Ya no hay temor a Dios…

Hace 5 décadas la Semana Santa aún era sinónimo de recogimiento y solemnes tradiciones religiosas, hoy es una válvula de escape, una semana de desmadre nacional que se capitaliza turísticamente.

Los hábitos han cambiado. Antes todas las iglesias estaban llenas durante los días santos, hoy son los hoteles playeros los que están hasta el gorro. ¡Me gusta el cambio!

Cuando era niño, la Semana Santa era diversión y tormento. Diversión, porque pasábamos la semana en la casa de campo que tenía la familia en Villa de García; la acequias, la huerta y sus aromas era nuestro mundo. Tormento, porque los juegos se truncaban a las tres de la tarde del Viernes Santo.

De ser dueños del regocijo pasábamos a ser prisioneros de una oración: el Credo. Debíamos rezarlo de rodillas, y si nos equivocábamos o nos reíamos, nos daban un pellizco y debíamos volver a empezar.

Eso de “espero la resurrección de los muertos” me daba miedo pensarlo, todo el Credo era un acertijo no apto para menores.

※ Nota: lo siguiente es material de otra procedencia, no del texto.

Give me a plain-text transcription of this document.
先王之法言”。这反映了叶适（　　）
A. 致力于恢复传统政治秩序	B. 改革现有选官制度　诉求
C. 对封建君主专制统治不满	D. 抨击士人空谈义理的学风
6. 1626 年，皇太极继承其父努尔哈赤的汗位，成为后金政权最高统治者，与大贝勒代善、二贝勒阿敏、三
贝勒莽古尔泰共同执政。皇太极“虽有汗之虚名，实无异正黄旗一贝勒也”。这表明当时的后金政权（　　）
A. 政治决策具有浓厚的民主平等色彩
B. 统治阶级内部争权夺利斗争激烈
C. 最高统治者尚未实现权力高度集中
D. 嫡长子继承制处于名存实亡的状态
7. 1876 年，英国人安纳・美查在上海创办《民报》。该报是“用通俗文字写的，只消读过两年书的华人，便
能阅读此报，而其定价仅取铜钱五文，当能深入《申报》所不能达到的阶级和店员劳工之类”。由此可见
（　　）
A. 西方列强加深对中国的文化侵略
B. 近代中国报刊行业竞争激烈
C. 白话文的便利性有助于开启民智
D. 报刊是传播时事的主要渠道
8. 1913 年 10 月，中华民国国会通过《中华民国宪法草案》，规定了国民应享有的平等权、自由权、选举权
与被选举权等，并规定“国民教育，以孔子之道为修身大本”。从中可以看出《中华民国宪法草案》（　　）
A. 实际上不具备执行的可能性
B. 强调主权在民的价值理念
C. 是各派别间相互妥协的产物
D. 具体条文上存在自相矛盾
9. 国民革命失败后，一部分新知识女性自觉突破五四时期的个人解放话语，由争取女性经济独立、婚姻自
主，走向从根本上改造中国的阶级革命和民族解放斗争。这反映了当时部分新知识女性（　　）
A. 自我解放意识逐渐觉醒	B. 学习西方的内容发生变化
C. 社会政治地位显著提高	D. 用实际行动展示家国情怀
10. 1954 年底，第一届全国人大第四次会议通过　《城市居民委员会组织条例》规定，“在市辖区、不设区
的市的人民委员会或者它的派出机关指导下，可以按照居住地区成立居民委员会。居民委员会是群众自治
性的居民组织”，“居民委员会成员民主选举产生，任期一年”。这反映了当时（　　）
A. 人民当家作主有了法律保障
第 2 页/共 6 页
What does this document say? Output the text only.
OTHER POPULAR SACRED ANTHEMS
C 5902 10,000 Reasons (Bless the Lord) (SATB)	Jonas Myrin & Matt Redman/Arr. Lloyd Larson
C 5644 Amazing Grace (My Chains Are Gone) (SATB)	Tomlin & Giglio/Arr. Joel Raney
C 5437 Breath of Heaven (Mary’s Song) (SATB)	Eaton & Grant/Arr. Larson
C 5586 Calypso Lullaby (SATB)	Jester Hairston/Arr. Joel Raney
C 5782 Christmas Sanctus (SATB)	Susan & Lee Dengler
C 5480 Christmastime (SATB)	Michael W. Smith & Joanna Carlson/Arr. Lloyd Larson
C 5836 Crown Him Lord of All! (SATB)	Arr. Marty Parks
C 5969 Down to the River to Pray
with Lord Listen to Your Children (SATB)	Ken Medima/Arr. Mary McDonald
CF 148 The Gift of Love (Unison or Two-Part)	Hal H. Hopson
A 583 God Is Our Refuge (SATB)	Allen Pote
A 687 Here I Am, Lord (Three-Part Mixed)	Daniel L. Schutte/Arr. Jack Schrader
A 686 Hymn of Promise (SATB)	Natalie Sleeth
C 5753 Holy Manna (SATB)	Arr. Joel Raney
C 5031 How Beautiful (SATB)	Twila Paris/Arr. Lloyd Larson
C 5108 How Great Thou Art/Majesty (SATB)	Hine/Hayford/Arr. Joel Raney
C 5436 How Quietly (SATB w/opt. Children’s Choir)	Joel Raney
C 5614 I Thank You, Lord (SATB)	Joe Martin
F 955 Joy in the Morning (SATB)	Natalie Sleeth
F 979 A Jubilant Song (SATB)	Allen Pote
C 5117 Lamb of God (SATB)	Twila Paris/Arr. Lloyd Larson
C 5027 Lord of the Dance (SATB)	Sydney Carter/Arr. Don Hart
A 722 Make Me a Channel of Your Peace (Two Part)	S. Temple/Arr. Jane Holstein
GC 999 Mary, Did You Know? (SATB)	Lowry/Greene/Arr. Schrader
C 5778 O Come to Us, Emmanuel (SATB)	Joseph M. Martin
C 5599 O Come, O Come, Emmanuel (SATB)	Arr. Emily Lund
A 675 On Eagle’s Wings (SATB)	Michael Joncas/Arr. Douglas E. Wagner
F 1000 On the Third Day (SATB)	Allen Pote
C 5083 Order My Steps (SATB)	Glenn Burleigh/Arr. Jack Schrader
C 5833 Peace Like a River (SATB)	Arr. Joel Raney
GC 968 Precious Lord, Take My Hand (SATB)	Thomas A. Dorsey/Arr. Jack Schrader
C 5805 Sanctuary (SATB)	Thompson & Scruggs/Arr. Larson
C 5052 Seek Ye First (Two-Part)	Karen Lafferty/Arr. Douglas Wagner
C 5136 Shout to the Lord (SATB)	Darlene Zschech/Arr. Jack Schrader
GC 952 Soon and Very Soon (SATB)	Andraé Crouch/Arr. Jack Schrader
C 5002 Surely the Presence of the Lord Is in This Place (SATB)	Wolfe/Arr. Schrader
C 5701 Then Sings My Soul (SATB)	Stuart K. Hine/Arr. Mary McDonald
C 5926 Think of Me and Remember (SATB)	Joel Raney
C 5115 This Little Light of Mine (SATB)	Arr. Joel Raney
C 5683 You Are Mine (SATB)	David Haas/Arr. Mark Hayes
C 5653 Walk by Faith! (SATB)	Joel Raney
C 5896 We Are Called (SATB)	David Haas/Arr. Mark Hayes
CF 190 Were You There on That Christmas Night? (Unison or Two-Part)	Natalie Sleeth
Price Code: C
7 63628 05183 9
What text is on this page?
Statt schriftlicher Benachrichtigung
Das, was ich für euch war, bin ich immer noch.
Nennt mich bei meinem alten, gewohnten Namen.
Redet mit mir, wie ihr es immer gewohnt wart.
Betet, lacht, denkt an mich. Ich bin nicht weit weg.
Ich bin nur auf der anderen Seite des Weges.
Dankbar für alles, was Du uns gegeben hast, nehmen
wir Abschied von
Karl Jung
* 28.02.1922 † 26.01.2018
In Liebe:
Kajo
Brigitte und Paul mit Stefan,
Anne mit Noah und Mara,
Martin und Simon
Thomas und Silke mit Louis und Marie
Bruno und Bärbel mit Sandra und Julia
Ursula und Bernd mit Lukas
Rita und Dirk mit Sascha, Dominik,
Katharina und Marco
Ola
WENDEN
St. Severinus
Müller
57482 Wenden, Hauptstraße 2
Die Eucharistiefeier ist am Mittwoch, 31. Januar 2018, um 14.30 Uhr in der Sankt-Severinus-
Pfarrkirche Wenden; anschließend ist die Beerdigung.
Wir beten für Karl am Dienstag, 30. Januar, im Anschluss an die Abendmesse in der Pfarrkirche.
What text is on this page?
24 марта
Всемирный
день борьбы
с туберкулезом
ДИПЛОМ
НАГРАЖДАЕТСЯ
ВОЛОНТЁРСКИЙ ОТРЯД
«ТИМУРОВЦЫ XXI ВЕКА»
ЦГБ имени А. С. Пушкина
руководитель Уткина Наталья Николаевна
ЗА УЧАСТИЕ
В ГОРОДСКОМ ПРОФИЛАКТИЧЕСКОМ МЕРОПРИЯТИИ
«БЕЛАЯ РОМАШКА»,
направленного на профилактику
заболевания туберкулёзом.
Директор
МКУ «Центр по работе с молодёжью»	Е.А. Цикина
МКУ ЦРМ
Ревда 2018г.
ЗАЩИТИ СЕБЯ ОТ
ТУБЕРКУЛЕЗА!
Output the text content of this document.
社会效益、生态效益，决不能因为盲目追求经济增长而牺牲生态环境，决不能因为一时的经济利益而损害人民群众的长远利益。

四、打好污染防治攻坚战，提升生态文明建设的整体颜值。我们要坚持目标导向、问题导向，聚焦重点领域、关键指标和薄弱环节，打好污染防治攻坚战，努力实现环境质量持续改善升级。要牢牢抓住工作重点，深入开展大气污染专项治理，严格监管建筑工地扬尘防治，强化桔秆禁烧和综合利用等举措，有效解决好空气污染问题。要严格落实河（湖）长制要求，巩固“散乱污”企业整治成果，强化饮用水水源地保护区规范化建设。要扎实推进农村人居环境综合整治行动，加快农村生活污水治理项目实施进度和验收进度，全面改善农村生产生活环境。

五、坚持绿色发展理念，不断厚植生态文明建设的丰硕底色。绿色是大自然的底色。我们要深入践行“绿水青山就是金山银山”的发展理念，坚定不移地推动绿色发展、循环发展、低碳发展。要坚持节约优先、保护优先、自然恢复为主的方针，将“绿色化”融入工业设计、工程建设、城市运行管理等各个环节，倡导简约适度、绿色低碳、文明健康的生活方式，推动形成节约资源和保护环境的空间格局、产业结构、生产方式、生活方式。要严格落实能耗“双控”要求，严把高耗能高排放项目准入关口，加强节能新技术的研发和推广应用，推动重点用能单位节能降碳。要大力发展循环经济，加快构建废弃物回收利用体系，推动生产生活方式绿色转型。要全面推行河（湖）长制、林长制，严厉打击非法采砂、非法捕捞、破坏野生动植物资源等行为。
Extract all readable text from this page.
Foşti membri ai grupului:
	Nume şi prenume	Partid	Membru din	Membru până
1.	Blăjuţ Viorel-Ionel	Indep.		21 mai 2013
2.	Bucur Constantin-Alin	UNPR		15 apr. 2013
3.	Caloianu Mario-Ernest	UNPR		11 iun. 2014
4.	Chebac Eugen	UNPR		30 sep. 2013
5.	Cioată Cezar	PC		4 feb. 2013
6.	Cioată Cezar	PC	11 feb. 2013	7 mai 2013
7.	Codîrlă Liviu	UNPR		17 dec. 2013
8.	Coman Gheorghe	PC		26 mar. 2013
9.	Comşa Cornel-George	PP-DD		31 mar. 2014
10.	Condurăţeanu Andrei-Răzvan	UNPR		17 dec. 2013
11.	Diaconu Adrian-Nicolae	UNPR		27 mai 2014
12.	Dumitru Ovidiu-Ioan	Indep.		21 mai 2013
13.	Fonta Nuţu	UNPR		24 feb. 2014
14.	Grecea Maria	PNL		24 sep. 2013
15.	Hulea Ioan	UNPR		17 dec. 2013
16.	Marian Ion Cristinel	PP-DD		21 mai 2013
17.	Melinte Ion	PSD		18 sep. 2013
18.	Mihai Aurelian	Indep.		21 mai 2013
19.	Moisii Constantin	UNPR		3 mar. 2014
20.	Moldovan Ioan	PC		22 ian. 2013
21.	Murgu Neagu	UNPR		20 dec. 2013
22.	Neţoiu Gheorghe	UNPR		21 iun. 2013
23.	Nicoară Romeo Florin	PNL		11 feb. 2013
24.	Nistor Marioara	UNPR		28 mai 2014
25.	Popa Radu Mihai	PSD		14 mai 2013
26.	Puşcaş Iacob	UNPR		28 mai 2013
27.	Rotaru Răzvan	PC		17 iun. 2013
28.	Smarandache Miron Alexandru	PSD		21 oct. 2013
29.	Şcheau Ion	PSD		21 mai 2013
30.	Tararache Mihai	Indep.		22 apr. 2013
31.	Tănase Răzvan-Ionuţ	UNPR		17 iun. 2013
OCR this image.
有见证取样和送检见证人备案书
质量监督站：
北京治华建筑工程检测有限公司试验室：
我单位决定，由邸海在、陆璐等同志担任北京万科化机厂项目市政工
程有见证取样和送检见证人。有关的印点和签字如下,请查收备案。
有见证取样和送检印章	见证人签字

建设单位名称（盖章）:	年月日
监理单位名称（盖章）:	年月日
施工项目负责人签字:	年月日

Imagínate a un niño jugando, trailaralara… Repentinamente, lo sacas de su imaginación lúdica y lo metes a la imaginación cristiana. No fue fácil, sobre todo porque un niño intenta comprender al mundo a través del juego, no de la religión.

Me considero un damnificado y, al mismo tiempo, un sobreviviente del fanatismo evangelizador de mis padres y de las tías, hermanas de mi madre. ¿Fui víctima? Sí, claro. Por fortuna, pude sustraerme de ese comportamiento presuntamente ascético.

Mi familia materna fue exageradamente católica y cuasi anacoreta durante mi infancia y parte de mi adolescencia. Por el lado paterno, en cambio, eran católicos light, no iban a misa, a menos que alguien muriera, lo bautizaran o se casara. Es más, mi hermosa abuela paterna, Margaret Butcher, era médium y curandera; me encantaba su luz. Ella era creyente a su manera, sin embargo, desde la perspectiva católica, era una bruja.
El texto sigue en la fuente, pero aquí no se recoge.